Emile Delobre's Biography
Emile Victor Delobre (1873-1956) was born in Paris, France. At age 14, he was already enrolled in the Ecole des Decoratifs; by 17 he was studying at the Beaux-Arts. There he was instructed and inspired by the remarkable Gustave Moreau, among others. His fellow-classmates included: Matisse, Marquet, Roualt, Dufy, Manguin.

Mentioned in the Benezit, the French encyclopedia of great painters, he was the recipient of prizes at the Beaux-Arts; and later was acclaimed when he chose to exhibit at the Paris Salons. According to Christopher Wright, art historian, author and writer for the Los Angeles Times, Emile was "an accomplished painter." Wright attributes La Tours' The Fortune Teller, a painting acquired for $650,000 by the Metropolitan Museum in New York, to Emile Delobre. Nathan Wildenstein "found" him while "...he was in the Louvre, copying a picture with his accustomed skill and accuracy...(Wildenstein) was so impressed that, then and there, he asked Delobre to come to work for him." Delobre worked at Wildenstein's gallery as a consultant-restorer until he retired at 72.

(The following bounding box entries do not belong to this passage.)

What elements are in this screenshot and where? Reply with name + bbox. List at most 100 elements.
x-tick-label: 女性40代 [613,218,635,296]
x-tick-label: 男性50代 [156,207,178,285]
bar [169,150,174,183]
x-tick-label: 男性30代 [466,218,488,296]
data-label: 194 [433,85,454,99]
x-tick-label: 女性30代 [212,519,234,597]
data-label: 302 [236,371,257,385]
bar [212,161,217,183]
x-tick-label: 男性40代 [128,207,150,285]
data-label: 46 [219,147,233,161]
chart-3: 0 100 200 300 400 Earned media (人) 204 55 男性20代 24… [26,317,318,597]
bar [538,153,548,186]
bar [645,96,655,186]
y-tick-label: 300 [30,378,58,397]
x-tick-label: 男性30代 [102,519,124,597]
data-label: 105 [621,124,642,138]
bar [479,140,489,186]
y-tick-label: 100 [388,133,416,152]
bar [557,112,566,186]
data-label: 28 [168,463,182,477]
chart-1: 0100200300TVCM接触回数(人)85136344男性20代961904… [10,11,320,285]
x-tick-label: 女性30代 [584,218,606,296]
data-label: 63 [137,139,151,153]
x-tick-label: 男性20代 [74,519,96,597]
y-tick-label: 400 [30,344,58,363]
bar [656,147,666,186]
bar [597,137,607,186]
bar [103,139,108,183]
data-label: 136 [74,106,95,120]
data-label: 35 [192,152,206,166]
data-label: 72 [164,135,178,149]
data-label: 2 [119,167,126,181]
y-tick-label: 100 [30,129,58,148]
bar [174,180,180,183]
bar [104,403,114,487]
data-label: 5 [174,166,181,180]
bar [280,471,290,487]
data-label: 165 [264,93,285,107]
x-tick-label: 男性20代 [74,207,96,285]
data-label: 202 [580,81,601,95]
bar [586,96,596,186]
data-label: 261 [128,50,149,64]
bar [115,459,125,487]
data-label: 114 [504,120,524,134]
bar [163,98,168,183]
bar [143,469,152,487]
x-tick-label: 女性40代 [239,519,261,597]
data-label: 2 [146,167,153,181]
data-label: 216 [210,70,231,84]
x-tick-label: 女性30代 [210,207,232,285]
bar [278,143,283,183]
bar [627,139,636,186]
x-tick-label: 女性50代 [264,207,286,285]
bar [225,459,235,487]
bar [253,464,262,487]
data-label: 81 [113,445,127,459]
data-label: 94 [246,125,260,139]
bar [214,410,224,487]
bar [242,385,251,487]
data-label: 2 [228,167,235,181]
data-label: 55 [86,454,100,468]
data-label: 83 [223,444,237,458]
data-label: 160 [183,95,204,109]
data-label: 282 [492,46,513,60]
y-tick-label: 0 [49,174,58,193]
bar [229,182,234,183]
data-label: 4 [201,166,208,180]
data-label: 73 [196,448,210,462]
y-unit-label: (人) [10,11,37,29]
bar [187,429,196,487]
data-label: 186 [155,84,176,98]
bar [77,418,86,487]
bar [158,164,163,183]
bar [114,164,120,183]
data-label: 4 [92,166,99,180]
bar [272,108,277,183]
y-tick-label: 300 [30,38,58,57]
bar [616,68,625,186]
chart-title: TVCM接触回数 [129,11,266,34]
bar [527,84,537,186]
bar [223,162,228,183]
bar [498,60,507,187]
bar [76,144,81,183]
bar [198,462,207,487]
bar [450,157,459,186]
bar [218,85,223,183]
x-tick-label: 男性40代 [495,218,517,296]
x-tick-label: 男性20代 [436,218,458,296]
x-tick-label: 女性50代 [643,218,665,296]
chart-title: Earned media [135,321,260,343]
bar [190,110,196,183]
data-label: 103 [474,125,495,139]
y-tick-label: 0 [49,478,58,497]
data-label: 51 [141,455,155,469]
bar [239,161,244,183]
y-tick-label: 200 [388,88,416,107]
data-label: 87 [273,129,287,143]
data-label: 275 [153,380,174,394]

A prolific artist of the Impressionist School, Emile Delobre's quest for the interesting landscape often took him to the countryside of France: Normandy, with its fishing villages and orchards; the Loire Valley, with its rolling rivers; and the south of France with its sunny beaches. He also traveled outside the country to Italy, Holland and Tunisia which inspired many of his paintings.

Delobre's many portraits of his family, with whom he lived his whole life, include his sisters, parents and nephew whom he raised. Here we find the intimacy and affection reflective of a gentle and harmonious life. His revealing, yet mysterious self-portraits, provide the viewer with a pictorial chronology of himself through the years until his old age. And his vast repertoire of classically posed nudes are all painted with a reverence for the beautiful.

Emile Delobre lived a modest life. Perhaps, overshadowed by the artistic giants of his age, he comes to us to be rediscovered as a painter of great sensitivity and grace. His purpose in painting seems not to have been to revolutionize art, but rather, to reaffirm it as the representation of all that man finds beautiful and inspiring. As Emile Delobre emerges from obscurity, we find a master of the impressionist technique, committed to the traditions of art and devoted to the expression of universal sentiment.